Meine Pensionskasse dagegen beurteilt meinen Fall versicherungstechnisch. Sechs Jahre nach der Kaskade von Komplikationen bin ich nicht mehr voll leistungsfähig, sondern teil-invalid und auf ihre Rente angewiesen. Das ist aus Sicht meiner Pensionskasse keine Folge der Hirnverletzung, sondern eine Folge der Aortenklappen-Insuffizienz, womit sie jeden Monat ein paar wenige hundert Franken Rente spart.

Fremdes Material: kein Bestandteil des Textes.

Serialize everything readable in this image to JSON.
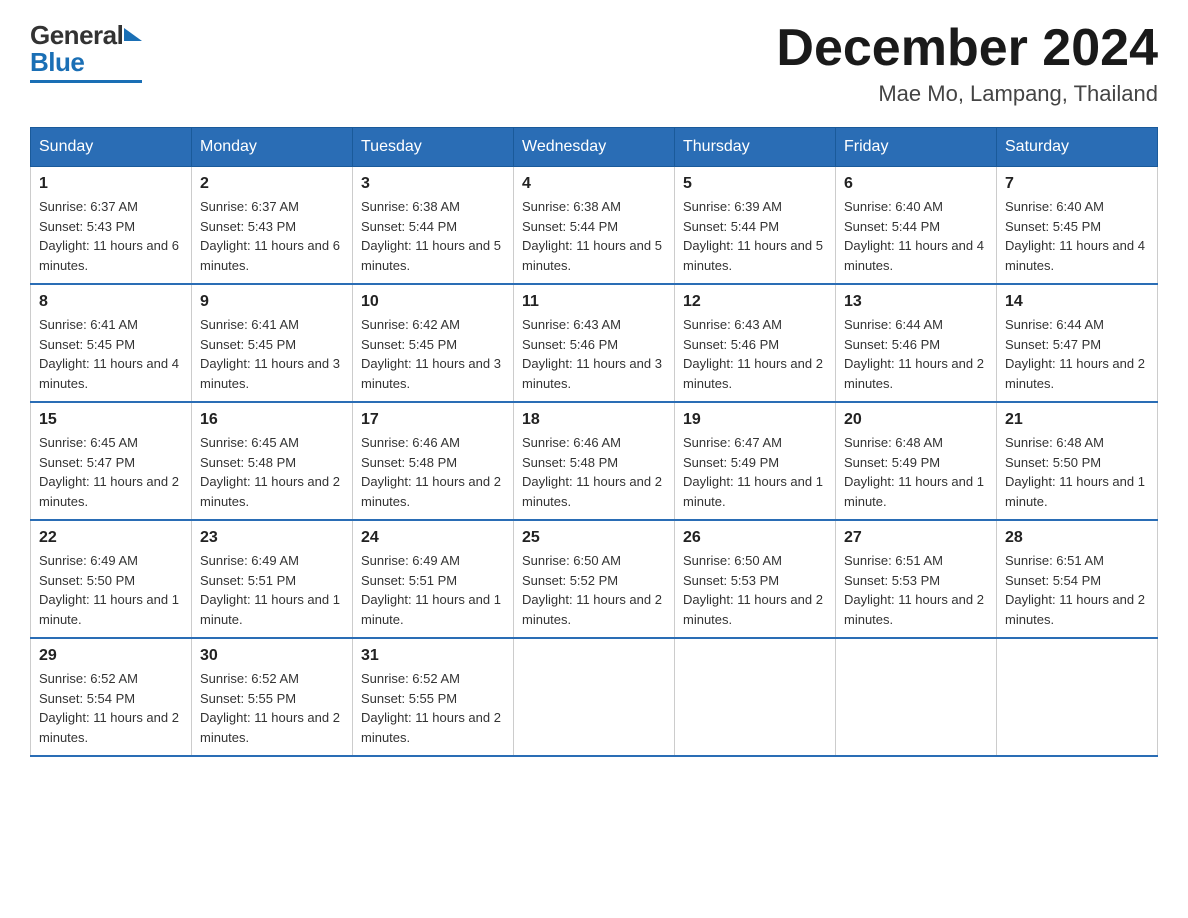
{
  "logo": {
    "general": "General",
    "blue": "Blue"
  },
  "header": {
    "month": "December 2024",
    "location": "Mae Mo, Lampang, Thailand"
  },
  "days_of_week": [
    "Sunday",
    "Monday",
    "Tuesday",
    "Wednesday",
    "Thursday",
    "Friday",
    "Saturday"
  ],
  "weeks": [
    [
      {
        "day": "1",
        "sunrise": "6:37 AM",
        "sunset": "5:43 PM",
        "daylight": "11 hours and 6 minutes."
      },
      {
        "day": "2",
        "sunrise": "6:37 AM",
        "sunset": "5:43 PM",
        "daylight": "11 hours and 6 minutes."
      },
      {
        "day": "3",
        "sunrise": "6:38 AM",
        "sunset": "5:44 PM",
        "daylight": "11 hours and 5 minutes."
      },
      {
        "day": "4",
        "sunrise": "6:38 AM",
        "sunset": "5:44 PM",
        "daylight": "11 hours and 5 minutes."
      },
      {
        "day": "5",
        "sunrise": "6:39 AM",
        "sunset": "5:44 PM",
        "daylight": "11 hours and 5 minutes."
      },
      {
        "day": "6",
        "sunrise": "6:40 AM",
        "sunset": "5:44 PM",
        "daylight": "11 hours and 4 minutes."
      },
      {
        "day": "7",
        "sunrise": "6:40 AM",
        "sunset": "5:45 PM",
        "daylight": "11 hours and 4 minutes."
      }
    ],
    [
      {
        "day": "8",
        "sunrise": "6:41 AM",
        "sunset": "5:45 PM",
        "daylight": "11 hours and 4 minutes."
      },
      {
        "day": "9",
        "sunrise": "6:41 AM",
        "sunset": "5:45 PM",
        "daylight": "11 hours and 3 minutes."
      },
      {
        "day": "10",
        "sunrise": "6:42 AM",
        "sunset": "5:45 PM",
        "daylight": "11 hours and 3 minutes."
      },
      {
        "day": "11",
        "sunrise": "6:43 AM",
        "sunset": "5:46 PM",
        "daylight": "11 hours and 3 minutes."
      },
      {
        "day": "12",
        "sunrise": "6:43 AM",
        "sunset": "5:46 PM",
        "daylight": "11 hours and 2 minutes."
      },
      {
        "day": "13",
        "sunrise": "6:44 AM",
        "sunset": "5:46 PM",
        "daylight": "11 hours and 2 minutes."
      },
      {
        "day": "14",
        "sunrise": "6:44 AM",
        "sunset": "5:47 PM",
        "daylight": "11 hours and 2 minutes."
      }
    ],
    [
      {
        "day": "15",
        "sunrise": "6:45 AM",
        "sunset": "5:47 PM",
        "daylight": "11 hours and 2 minutes."
      },
      {
        "day": "16",
        "sunrise": "6:45 AM",
        "sunset": "5:48 PM",
        "daylight": "11 hours and 2 minutes."
      },
      {
        "day": "17",
        "sunrise": "6:46 AM",
        "sunset": "5:48 PM",
        "daylight": "11 hours and 2 minutes."
      },
      {
        "day": "18",
        "sunrise": "6:46 AM",
        "sunset": "5:48 PM",
        "daylight": "11 hours and 2 minutes."
      },
      {
        "day": "19",
        "sunrise": "6:47 AM",
        "sunset": "5:49 PM",
        "daylight": "11 hours and 1 minute."
      },
      {
        "day": "20",
        "sunrise": "6:48 AM",
        "sunset": "5:49 PM",
        "daylight": "11 hours and 1 minute."
      },
      {
        "day": "21",
        "sunrise": "6:48 AM",
        "sunset": "5:50 PM",
        "daylight": "11 hours and 1 minute."
      }
    ],
    [
      {
        "day": "22",
        "sunrise": "6:49 AM",
        "sunset": "5:50 PM",
        "daylight": "11 hours and 1 minute."
      },
      {
        "day": "23",
        "sunrise": "6:49 AM",
        "sunset": "5:51 PM",
        "daylight": "11 hours and 1 minute."
      },
      {
        "day": "24",
        "sunrise": "6:49 AM",
        "sunset": "5:51 PM",
        "daylight": "11 hours and 1 minute."
      },
      {
        "day": "25",
        "sunrise": "6:50 AM",
        "sunset": "5:52 PM",
        "daylight": "11 hours and 2 minutes."
      },
      {
        "day": "26",
        "sunrise": "6:50 AM",
        "sunset": "5:53 PM",
        "daylight": "11 hours and 2 minutes."
      },
      {
        "day": "27",
        "sunrise": "6:51 AM",
        "sunset": "5:53 PM",
        "daylight": "11 hours and 2 minutes."
      },
      {
        "day": "28",
        "sunrise": "6:51 AM",
        "sunset": "5:54 PM",
        "daylight": "11 hours and 2 minutes."
      }
    ],
    [
      {
        "day": "29",
        "sunrise": "6:52 AM",
        "sunset": "5:54 PM",
        "daylight": "11 hours and 2 minutes."
      },
      {
        "day": "30",
        "sunrise": "6:52 AM",
        "sunset": "5:55 PM",
        "daylight": "11 hours and 2 minutes."
      },
      {
        "day": "31",
        "sunrise": "6:52 AM",
        "sunset": "5:55 PM",
        "daylight": "11 hours and 2 minutes."
      },
      null,
      null,
      null,
      null
    ]
  ],
  "labels": {
    "sunrise": "Sunrise:",
    "sunset": "Sunset:",
    "daylight": "Daylight:"
  }
}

Ich selber sehe das nicht so eng. Ich bin schlicht dankbar, dass ich noch lebe. Und dass ich noch fähig bin, zum Beispiel diesen Text zu formulieren. Um folgendes Fazit zu ziehen: Die Spitzenmedizin hat ihre Spitze noch nicht erreicht. Der Trial-and-Error-Prozess ist nie zu Ende. Selbstverständlich wird das Zero Risk nie menschenmöglich sein. Aber die weiteren Fortschritte sind messbar. Die statistische Lebenserwartung steigt nach wie vor an: jedes Jahr um einen nächsten zusätzlichen Monat. Zur Zeit hat ein neugeborener Knabe in der Schweiz 80,3 Jahre vor sich, ein neu geborenes Mädchen 84,7.